The hinge from Neo-Romanticism to Mannerism, also, is a
reasonably blatant one. Our whole approach to art— more is more, rather then
less is more— features exaggerated portions and warped perspectives, even
amidst the elaborate formality and architectural hi-jinx. Abby and I both share
a perspective, which recurs regularly, that there is or can be something inherently
funny or absurd about complexity, and that the multiplication of tangents from
a work of art should include tangents the basis of which are absurdity and Dada
and Duchamp. With the rejection of simplicity, of course, comes the realization
that if we are not to appear too stentorian or heavy-handed, a light touch can
be as effective as a sturm und drang one. The Walls Have Ears, here, has
in-built the Mannerist tensions around queerness and bisexuality; behind that,
the idea that sexuality itself, as both an ideal and an idea, is inherently
Mannerist. It brings out in individuals, always, what is warped and/or
perverse, not to mention exaggerated, in them; and because the formality of the
painting is, as ever, masterful, and because queerness is a serious theme to be
addressed, audiences can choose to take The Walls Have Ears as an exercise in
painterly absurdism or not. Coloration issues— everything bathed in piss-yellow
(Serrano?)(Piss Dykes?)— opens a vista that, when Neo-Romanticism builds into
its constructs a sense of absurdity, Mannerist exaggerates aid and abet us
towards a realization that the Philadelphia
architecture, kitchen sink approach can yield the right dividends. Or
Apparition Poem 1327:
She said, you want Sister
Lovers, you son of a bitch,
pouted on a beige couch in
Sister Lovers, but I’m not
a son of a bitch, and I can
prove it (I drooled slightly),
took it out and we made
such spectacular love that
the couch turned blue from
our intensity, but I had to
wear a mask because I’d
been warned that this girl
was, herself, a son of a bitch—
Neo-Romanticism is, take it or leave it, pretty free and
easy about sex and sexual intercourse. Just as Philadelphia architecture is pretty free and
easy about co-opting your space and thrusting its symmetries into your brain.

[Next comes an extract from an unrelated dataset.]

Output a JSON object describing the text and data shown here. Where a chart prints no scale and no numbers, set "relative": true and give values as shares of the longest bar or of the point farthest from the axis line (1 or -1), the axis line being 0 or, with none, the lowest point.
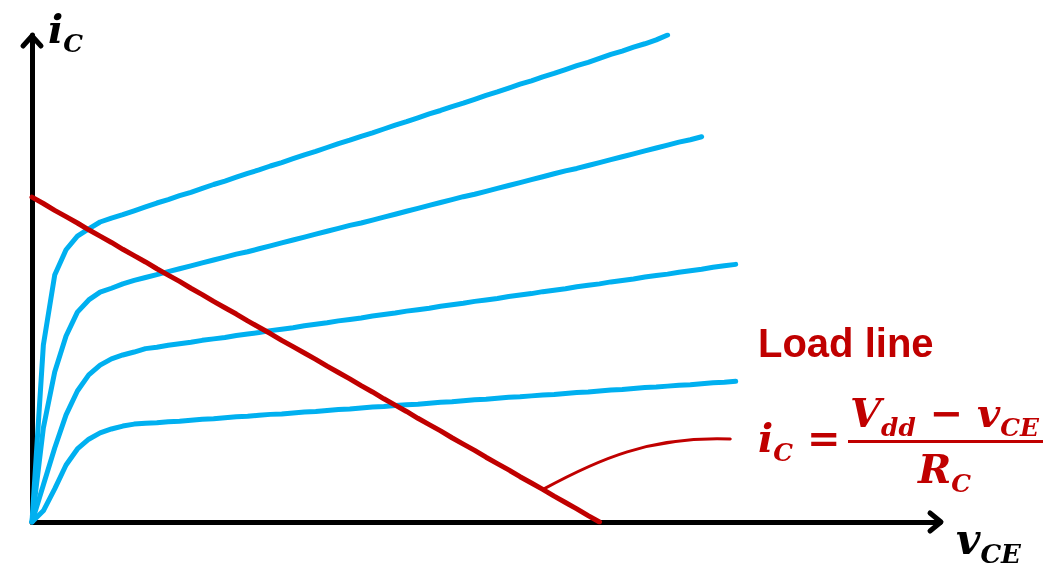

Not to mention that the ambiance in Aughts Philadelphia which we all lived
through was largely about free and easy sex. This poem starts from a ground
that the two figures in the poem appear to be either very stoned, or bimbos,
possibly porn stars (or actors), and then sets the game in motion which it
wants to set. It’s about straight sex too, which (to be frank) I feel might be
ready to make a comeback. The Dada level is how goofy the exaggerations are, towards
a sense that every conceivable imperative to aesthetic excess is served, other
than the number of lines in the poem. Apparition Poems only has a handful of
sonnets in it, and sonnets as a poetic form are usually the enemies of the
Mannerist (sonnets think small, stay confined), but that’s part of the game
here, as in Undulant. And the fact that both The Walls Have Ears and 1327 “have game” and play
games is one of the reasons Neo-Romanticism is contemporary and ready to
compete right now. Because the whole twentieth century is always showing up in
the paintings and poems sideways, and at odd angles, audiences won’t need to
feel disappointed that they are falling into a trough of anything backwards
seeming or retrograde. This is true, particularly because the free and easy
approach to carnality is rather advanced, and executed with a sense of
borderline-disjointed looseness. What can I say? All those years our
architecture was dictating our art, it also pulled off the neat trick of
freeing Philly’s bedroom antics, which were considerable in all circles, both
when masks were necessary and when they were not.